Verto - Decentralized Exchange
Verto is a decentralized exchange built on Blockweave meant for the trading of Arweave ecosystem PSTs such as the $ARDRIVE and $ARGO tokens. The native Verto token $VRT is used both for governance and accrue value by earning a volume-weighted index of all PSTs being traded on the exchange (0.5% of all PST transactions made on the exchange are sent to $VRT holders).
Gitopia - Open-Source Code Repository
Gitopia offers decentralized and permanent code repositories, an immutable Github-style platform. Open-source, source code that is made freely available for possible modification and redistribution, has become a major strategy for independent developers and large corporations alike to share projects for widespread use and adoption. Github being the primary source for open-source software has a flaw where the code is exposed to the risks associated with centralized datacenters. Github itself, understanding this flaw started the Arctic Code Vault, capturing a snapshot of every active public repository and storing it in a decommissioned coal mine in Norway. For Github to do this proves the extreme criticality and need for a permanent, decentralized and immutable code repository.

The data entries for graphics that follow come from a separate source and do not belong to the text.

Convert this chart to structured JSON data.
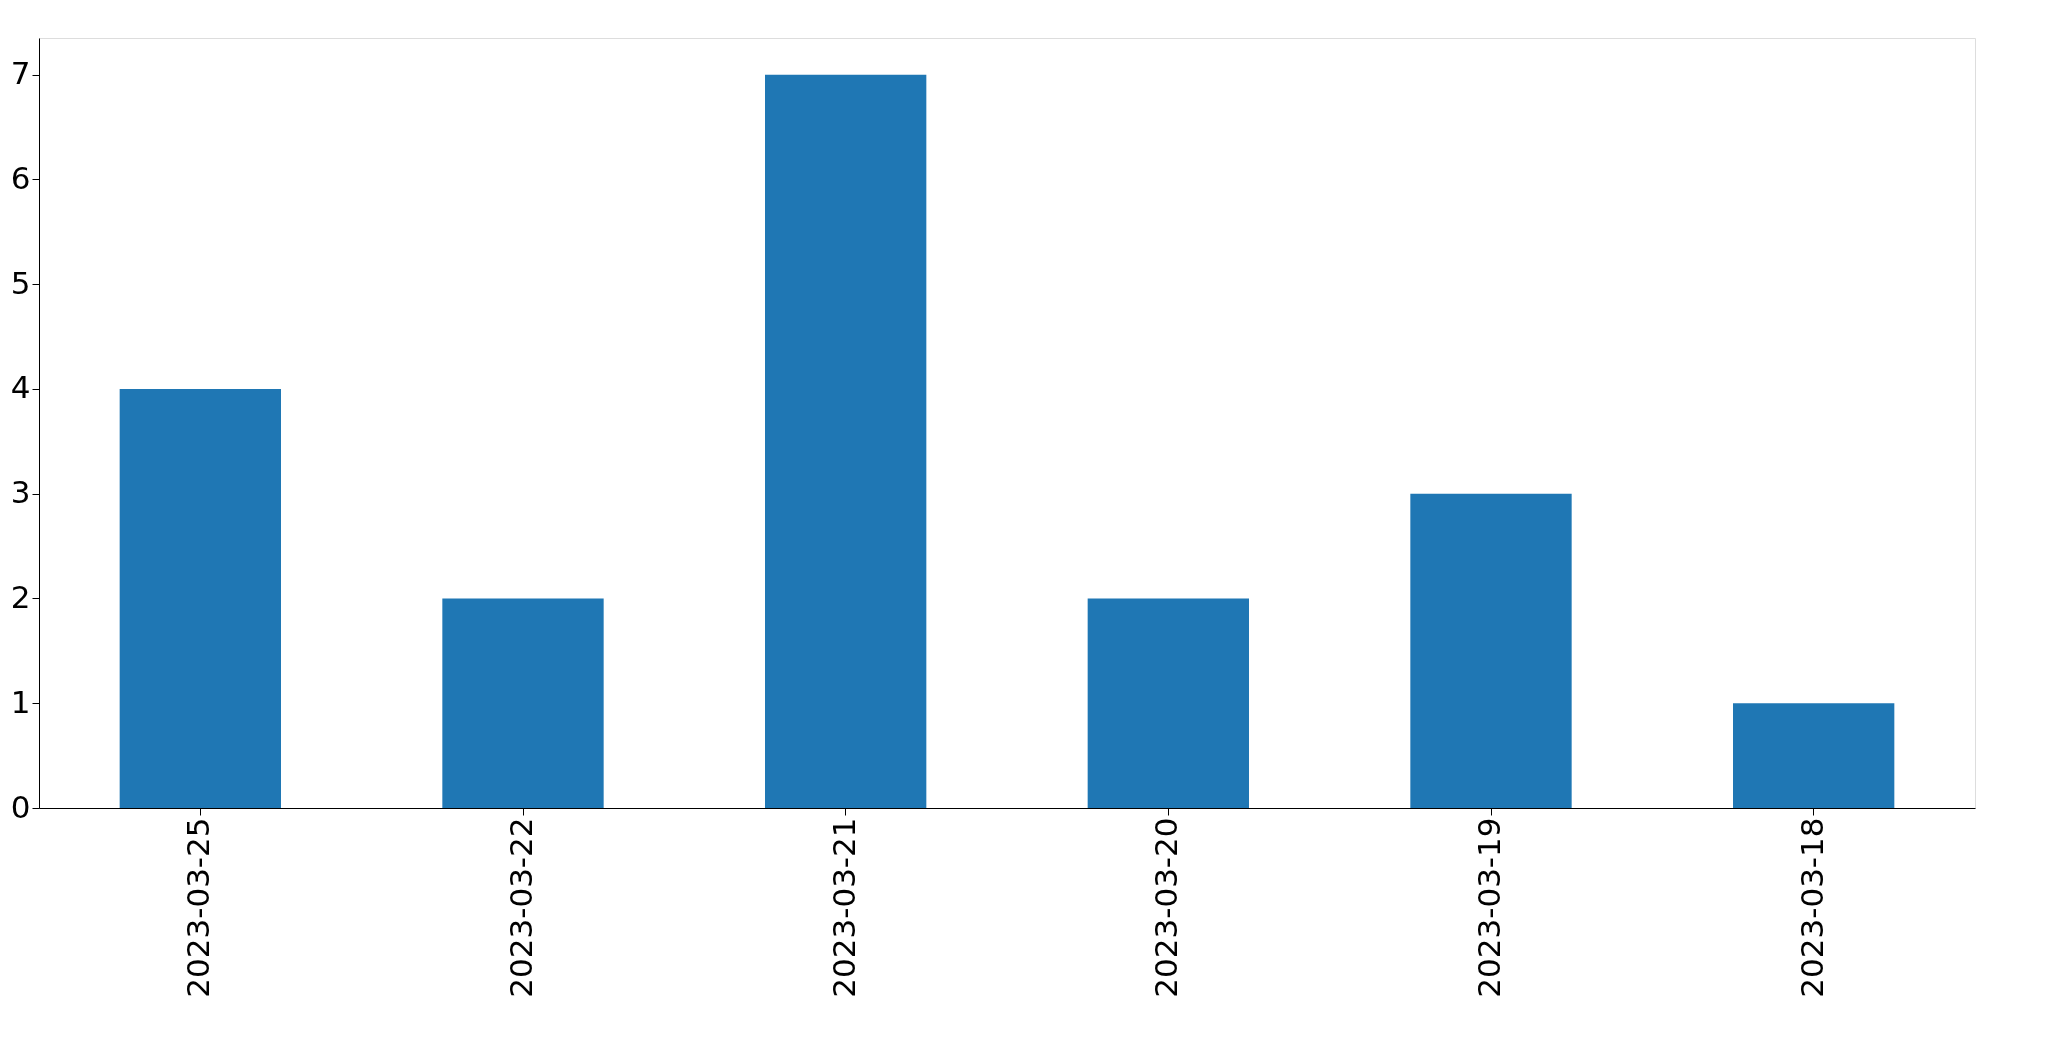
{
  "chart_data": {
    "type": "bar",
    "categories": [
      "2023-03-25",
      "2023-03-22",
      "2023-03-21",
      "2023-03-20",
      "2023-03-19",
      "2023-03-18"
    ],
    "values": [
      4,
      2,
      7,
      2,
      3,
      1
    ],
    "color": "#1f77b4",
    "ylim": [
      0,
      7.35
    ],
    "yticks": [
      0,
      1,
      2,
      3,
      4,
      5,
      6,
      7
    ],
    "grid": false
  }
}
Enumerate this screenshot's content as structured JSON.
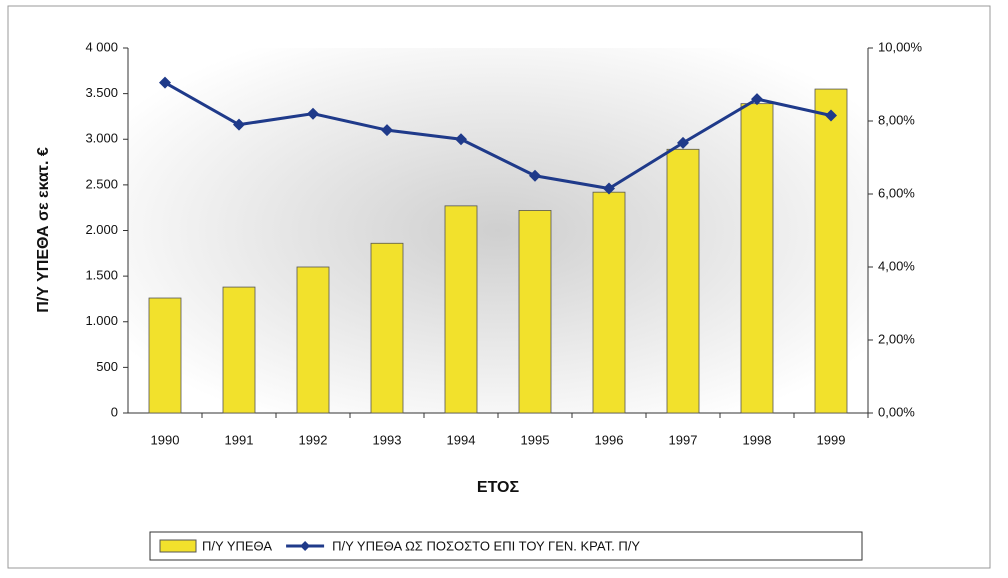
{
  "chart_data": {
    "type": "bar",
    "ylabel": "Π/Υ ΥΠΕΘΑ σε εκατ. €",
    "xlabel": "ΕΤΟΣ",
    "categories": [
      "1990",
      "1991",
      "1992",
      "1993",
      "1994",
      "1995",
      "1996",
      "1997",
      "1998",
      "1999"
    ],
    "series": [
      {
        "name": "Π/Υ ΥΠΕΘΑ",
        "type": "bar",
        "axis": "y",
        "color": "#f2e12c",
        "values": [
          1260,
          1380,
          1600,
          1860,
          2270,
          2220,
          2420,
          2890,
          3390,
          3550
        ]
      },
      {
        "name": "Π/Υ ΥΠΕΘΑ ΩΣ ΠΟΣΟΣΤΟ ΕΠΙ ΤΟΥ ΓΕΝ. ΚΡΑΤ. Π/Υ",
        "type": "line",
        "axis": "y2",
        "color": "#1f3a8a",
        "values": [
          9.05,
          7.9,
          8.2,
          7.75,
          7.5,
          6.5,
          6.15,
          7.4,
          8.6,
          8.15
        ]
      }
    ],
    "ylim": [
      0,
      4000
    ],
    "yticks": [
      0,
      500,
      {
        "value": 1000,
        "label": "1.000"
      },
      {
        "value": 1500,
        "label": "1.500"
      },
      {
        "value": 2000,
        "label": "2.000"
      },
      {
        "value": 2500,
        "label": "2.500"
      },
      {
        "value": 3000,
        "label": "3.000"
      },
      {
        "value": 3500,
        "label": "3.500"
      },
      {
        "value": 4000,
        "label": "4 000"
      }
    ],
    "y2lim": [
      0,
      10
    ],
    "y2ticks": [
      {
        "value": 0,
        "label": "0,00%"
      },
      {
        "value": 2,
        "label": "2,00%"
      },
      {
        "value": 4,
        "label": "4,00%"
      },
      {
        "value": 6,
        "label": "6,00%"
      },
      {
        "value": 8,
        "label": "8,00%"
      },
      {
        "value": 10,
        "label": "10,00%"
      }
    ],
    "legend": "bottom"
  }
}
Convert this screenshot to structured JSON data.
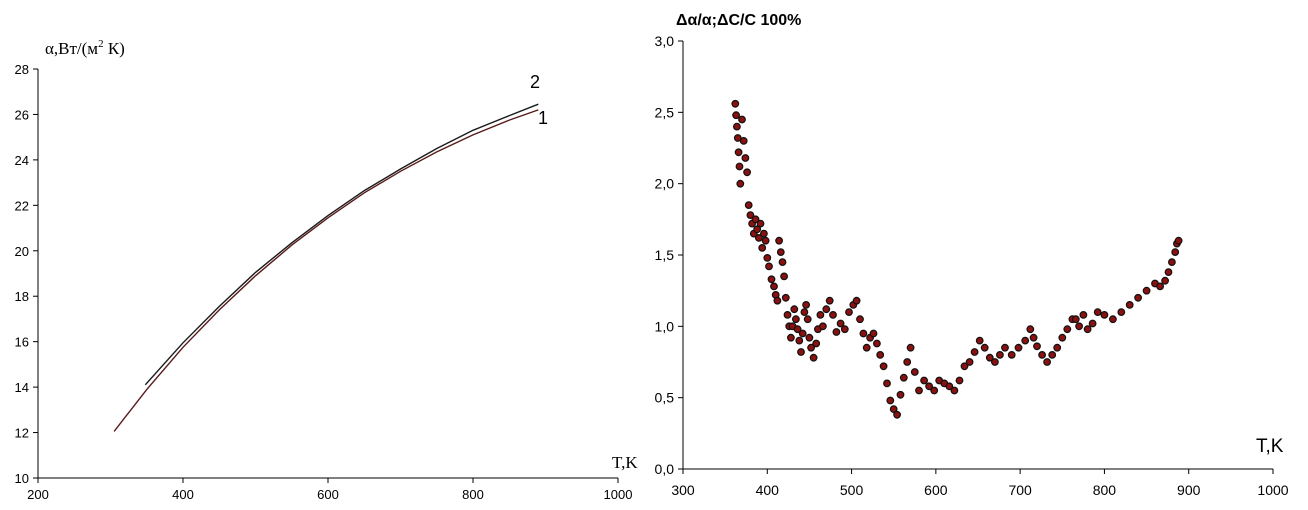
{
  "chart_data": [
    {
      "type": "line",
      "ylabel": "α,Вт/(м",
      "ylabel_sup": "2",
      "ylabel_suffix": " К)",
      "xlabel": "T,K",
      "xlim": [
        200,
        1000
      ],
      "ylim": [
        10,
        28
      ],
      "xticks": [
        "200",
        "400",
        "600",
        "800",
        "1000"
      ],
      "yticks": [
        "10",
        "12",
        "14",
        "16",
        "18",
        "20",
        "22",
        "24",
        "26",
        "28"
      ],
      "grid": false,
      "series": [
        {
          "name": "1",
          "color": "#5a1a1a",
          "x": [
            305,
            350,
            400,
            450,
            500,
            550,
            600,
            650,
            700,
            750,
            800,
            850,
            890
          ],
          "y": [
            12.05,
            13.9,
            15.75,
            17.4,
            18.9,
            20.25,
            21.45,
            22.55,
            23.5,
            24.35,
            25.1,
            25.75,
            26.2
          ]
        },
        {
          "name": "2",
          "color": "#1a1a1a",
          "x": [
            348,
            400,
            450,
            500,
            550,
            600,
            650,
            700,
            750,
            800,
            850,
            890
          ],
          "y": [
            14.1,
            15.95,
            17.55,
            19.05,
            20.35,
            21.55,
            22.65,
            23.6,
            24.5,
            25.3,
            25.95,
            26.45
          ]
        }
      ]
    },
    {
      "type": "scatter",
      "title": "Δα/α;ΔC/C 100%",
      "xlabel": "T,K",
      "xlim": [
        300,
        1000
      ],
      "ylim": [
        0,
        3
      ],
      "xticks": [
        "300",
        "400",
        "500",
        "600",
        "700",
        "800",
        "900",
        "1000"
      ],
      "yticks": [
        "0,0",
        "0,5",
        "1,0",
        "1,5",
        "2,0",
        "2,5",
        "3,0"
      ],
      "grid": false,
      "point_color": "#8b1010",
      "point_edge": "#111111",
      "x": [
        362,
        363,
        364,
        365,
        366,
        367,
        368,
        370,
        372,
        374,
        376,
        378,
        380,
        382,
        384,
        386,
        388,
        390,
        392,
        394,
        396,
        398,
        400,
        402,
        405,
        408,
        410,
        412,
        414,
        416,
        418,
        420,
        422,
        424,
        426,
        428,
        430,
        432,
        434,
        436,
        438,
        440,
        442,
        444,
        446,
        448,
        450,
        452,
        455,
        458,
        460,
        463,
        466,
        470,
        474,
        478,
        482,
        487,
        492,
        497,
        502,
        506,
        510,
        514,
        518,
        522,
        526,
        530,
        534,
        538,
        542,
        546,
        550,
        554,
        558,
        562,
        566,
        570,
        575,
        580,
        586,
        592,
        598,
        604,
        610,
        616,
        622,
        628,
        634,
        640,
        646,
        652,
        658,
        664,
        670,
        676,
        682,
        690,
        698,
        706,
        712,
        716,
        720,
        726,
        732,
        738,
        744,
        750,
        756,
        762,
        766,
        770,
        775,
        780,
        786,
        792,
        800,
        810,
        820,
        830,
        840,
        850,
        860,
        866,
        872,
        876,
        880,
        884,
        886,
        888
      ],
      "y": [
        2.56,
        2.48,
        2.4,
        2.32,
        2.22,
        2.12,
        2.0,
        2.45,
        2.3,
        2.18,
        2.08,
        1.85,
        1.78,
        1.72,
        1.65,
        1.75,
        1.68,
        1.62,
        1.72,
        1.55,
        1.65,
        1.6,
        1.48,
        1.42,
        1.33,
        1.28,
        1.22,
        1.18,
        1.6,
        1.52,
        1.45,
        1.35,
        1.2,
        1.08,
        1.0,
        0.92,
        1.0,
        1.12,
        1.05,
        0.98,
        0.9,
        0.82,
        0.95,
        1.1,
        1.15,
        1.05,
        0.92,
        0.85,
        0.78,
        0.88,
        0.98,
        1.08,
        1.0,
        1.12,
        1.18,
        1.08,
        0.96,
        1.02,
        0.98,
        1.1,
        1.15,
        1.18,
        1.05,
        0.95,
        0.85,
        0.92,
        0.95,
        0.88,
        0.8,
        0.72,
        0.6,
        0.48,
        0.42,
        0.38,
        0.52,
        0.64,
        0.75,
        0.85,
        0.68,
        0.55,
        0.62,
        0.58,
        0.55,
        0.62,
        0.6,
        0.58,
        0.55,
        0.62,
        0.72,
        0.75,
        0.82,
        0.9,
        0.85,
        0.78,
        0.75,
        0.8,
        0.85,
        0.8,
        0.85,
        0.9,
        0.98,
        0.92,
        0.86,
        0.8,
        0.75,
        0.8,
        0.85,
        0.92,
        0.98,
        1.05,
        1.05,
        1.0,
        1.08,
        0.98,
        1.02,
        1.1,
        1.08,
        1.05,
        1.1,
        1.15,
        1.2,
        1.25,
        1.3,
        1.28,
        1.32,
        1.38,
        1.45,
        1.52,
        1.58,
        1.6
      ]
    }
  ],
  "annotations": {
    "curve1_label": "1",
    "curve2_label": "2"
  }
}
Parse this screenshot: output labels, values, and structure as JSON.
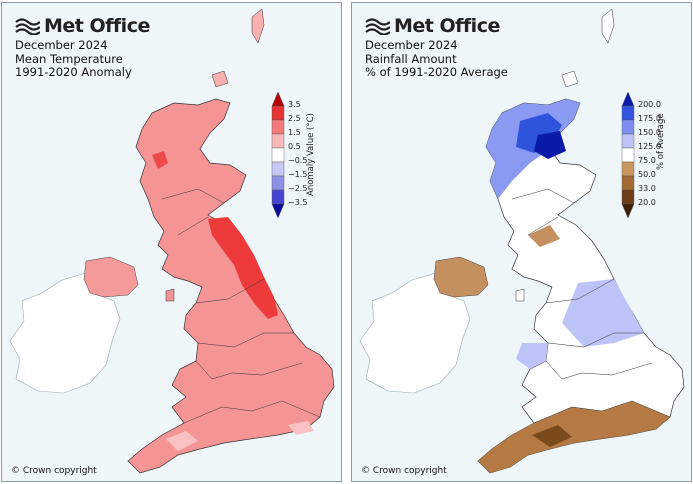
{
  "logo": {
    "text": "Met Office",
    "icon": "met-office-waves-icon"
  },
  "copyright": "© Crown copyright",
  "panels": [
    {
      "title_lines": [
        "December 2024",
        "Mean Temperature",
        "1991-2020 Anomaly"
      ],
      "colorbar": {
        "title": "Anomaly Value (°C)",
        "ticks": [
          "3.5",
          "2.5",
          "1.5",
          "0.5",
          "−0.5",
          "−1.5",
          "−2.5",
          "−3.5"
        ],
        "colors": [
          "#b30000",
          "#e63232",
          "#f47a7a",
          "#f9b8b8",
          "#ffffff",
          "#c8c8f5",
          "#8f8fe8",
          "#4646d2",
          "#0a0a9a"
        ]
      }
    },
    {
      "title_lines": [
        "December 2024",
        "Rainfall Amount",
        "% of 1991-2020 Average"
      ],
      "colorbar": {
        "title": "% of Average",
        "ticks": [
          "200.0",
          "175.0",
          "150.0",
          "125.0",
          "75.0",
          "50.0",
          "33.0",
          "20.0"
        ],
        "colors": [
          "#0a1aa8",
          "#3355e0",
          "#7d8ef0",
          "#bcc4f7",
          "#ffffff",
          "#c9955e",
          "#a36a35",
          "#6e3f17",
          "#3e1f08"
        ]
      }
    }
  ]
}
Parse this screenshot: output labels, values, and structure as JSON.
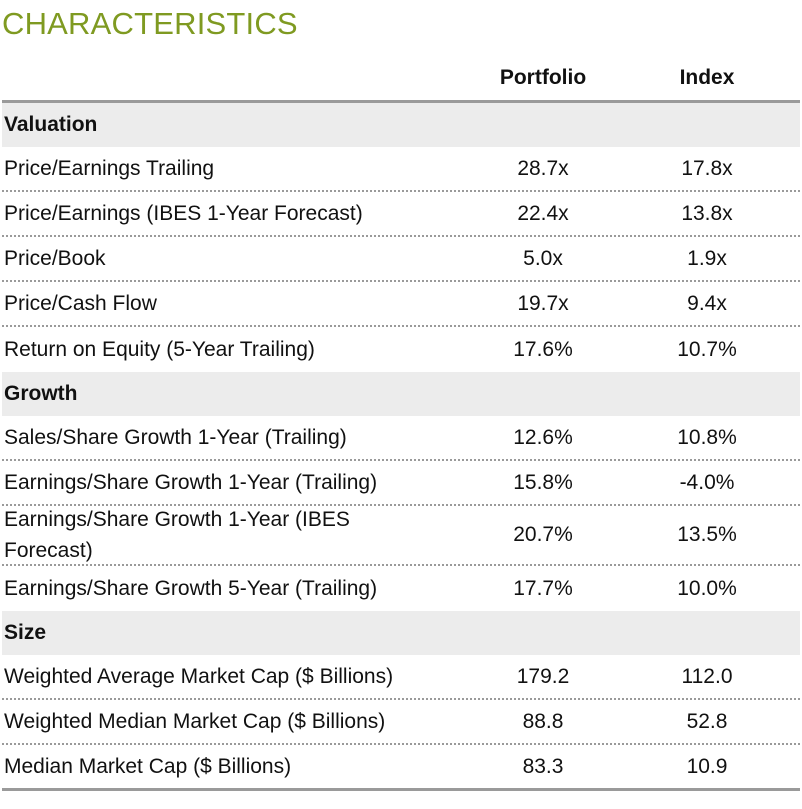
{
  "title": "CHARACTERISTICS",
  "columns": {
    "portfolio": "Portfolio",
    "index": "Index"
  },
  "sections": [
    {
      "name": "Valuation",
      "rows": [
        {
          "label": "Price/Earnings Trailing",
          "portfolio": "28.7x",
          "index": "17.8x"
        },
        {
          "label": "Price/Earnings (IBES 1-Year Forecast)",
          "portfolio": "22.4x",
          "index": "13.8x"
        },
        {
          "label": "Price/Book",
          "portfolio": "5.0x",
          "index": "1.9x"
        },
        {
          "label": "Price/Cash Flow",
          "portfolio": "19.7x",
          "index": "9.4x"
        },
        {
          "label": "Return on Equity (5-Year Trailing)",
          "portfolio": "17.6%",
          "index": "10.7%"
        }
      ]
    },
    {
      "name": "Growth",
      "rows": [
        {
          "label": "Sales/Share Growth 1-Year (Trailing)",
          "portfolio": "12.6%",
          "index": "10.8%"
        },
        {
          "label": "Earnings/Share Growth 1-Year (Trailing)",
          "portfolio": "15.8%",
          "index": "-4.0%"
        },
        {
          "label": "Earnings/Share Growth 1-Year (IBES Forecast)",
          "portfolio": "20.7%",
          "index": "13.5%"
        },
        {
          "label": "Earnings/Share Growth 5-Year (Trailing)",
          "portfolio": "17.7%",
          "index": "10.0%"
        }
      ]
    },
    {
      "name": "Size",
      "rows": [
        {
          "label": "Weighted Average Market Cap ($ Billions)",
          "portfolio": "179.2",
          "index": "112.0"
        },
        {
          "label": "Weighted Median Market Cap ($ Billions)",
          "portfolio": "88.8",
          "index": "52.8"
        },
        {
          "label": "Median Market Cap ($ Billions)",
          "portfolio": "83.3",
          "index": "10.9"
        }
      ]
    }
  ]
}
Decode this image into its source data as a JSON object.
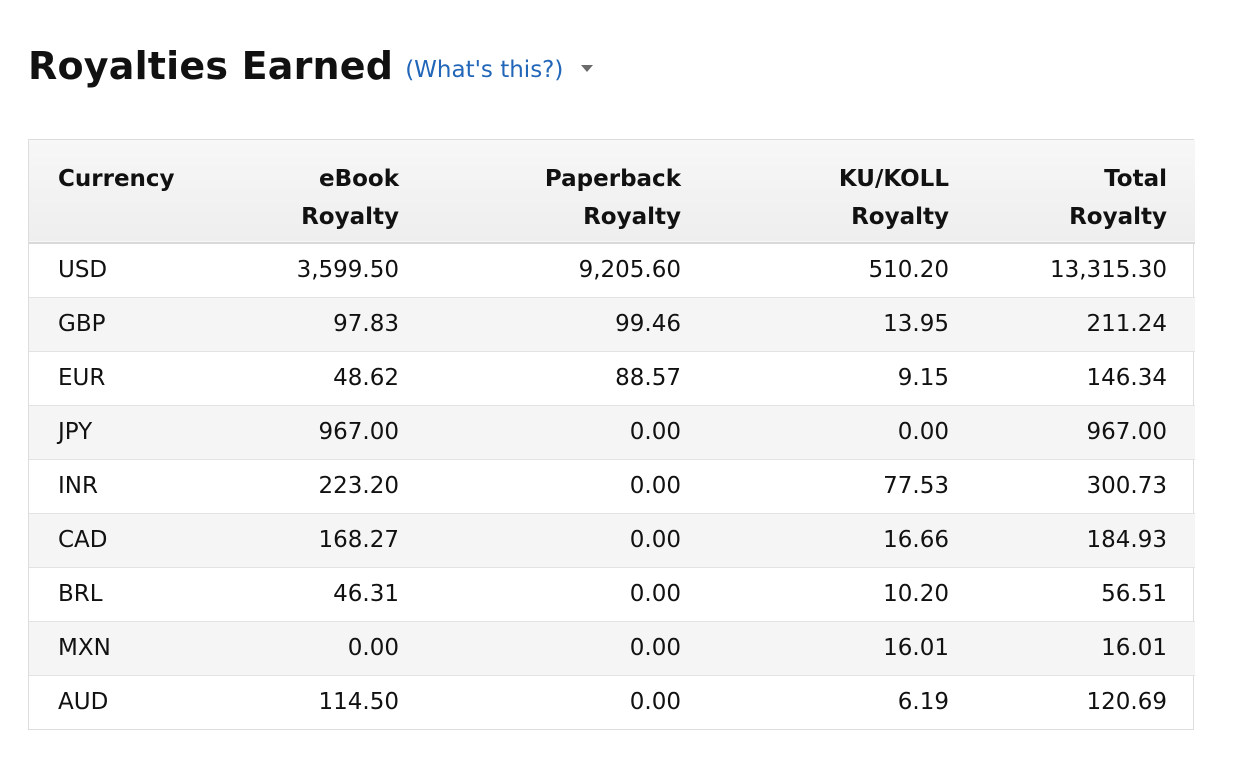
{
  "header": {
    "title": "Royalties Earned",
    "help_link": "(What's this?)",
    "caret_icon": "caret-down-icon"
  },
  "table": {
    "columns": [
      [
        "Currency"
      ],
      [
        "eBook",
        "Royalty"
      ],
      [
        "Paperback",
        "Royalty"
      ],
      [
        "KU/KOLL",
        "Royalty"
      ],
      [
        "Total",
        "Royalty"
      ]
    ],
    "rows": [
      [
        "USD",
        "3,599.50",
        "9,205.60",
        "510.20",
        "13,315.30"
      ],
      [
        "GBP",
        "97.83",
        "99.46",
        "13.95",
        "211.24"
      ],
      [
        "EUR",
        "48.62",
        "88.57",
        "9.15",
        "146.34"
      ],
      [
        "JPY",
        "967.00",
        "0.00",
        "0.00",
        "967.00"
      ],
      [
        "INR",
        "223.20",
        "0.00",
        "77.53",
        "300.73"
      ],
      [
        "CAD",
        "168.27",
        "0.00",
        "16.66",
        "184.93"
      ],
      [
        "BRL",
        "46.31",
        "0.00",
        "10.20",
        "56.51"
      ],
      [
        "MXN",
        "0.00",
        "0.00",
        "16.01",
        "16.01"
      ],
      [
        "AUD",
        "114.50",
        "0.00",
        "6.19",
        "120.69"
      ]
    ]
  },
  "colors": {
    "link": "#2166b8",
    "header_bg": "#f2f2f2",
    "stripe": "#f5f5f5",
    "border": "#dddddd"
  }
}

Sarcophagus - Dead Man’s Switch
Sarcophagus is a dead man’s switch and smart contracting network hosted on Arweave, allowing users to create a general purpose, self-sovereign, digital dead man’s switch. Arweave’s properties are critical in ensuring the integrity of a dead man’s switch and has the following use-cases: will/ trust, password recovery, credential passdown, political activism, key material backup and emergency communication.
Weve - Permanent & Private E-mail
Weve is an opensource, decentralized email platform with an immutable privacy policy, since the policy itself is built into the Blockweave it cannot be changed.
fQRweave - Supply Chain Management
fQRweave is an anti-counterfeiting solution for the commonly used QR code standard. A current flaw with the QR code is that they can be replicated or faked, for example leading consumers to a fake website. fQRweave solves this as each one is unique and immutable because it is actually the ID of an Arweave data transaction. A real-life example use-case would be supermarket product codes, where retailer of a product holding an fQRweave cannot change the expiry date, discount offers, market price or country of origin. The team recently partnered with mask and sanitizer manufacturer, making progress in retail adoption of the new technology.
Mirror - Writing and Publishing Platform
Mirror is a writing and publishing platform geared towards the unique needs of authors themselves. Decentralized and user-owned, Mirror utilizes Arweave’s profit sharing community technology to ensure that writers are rewarded based on the content they create.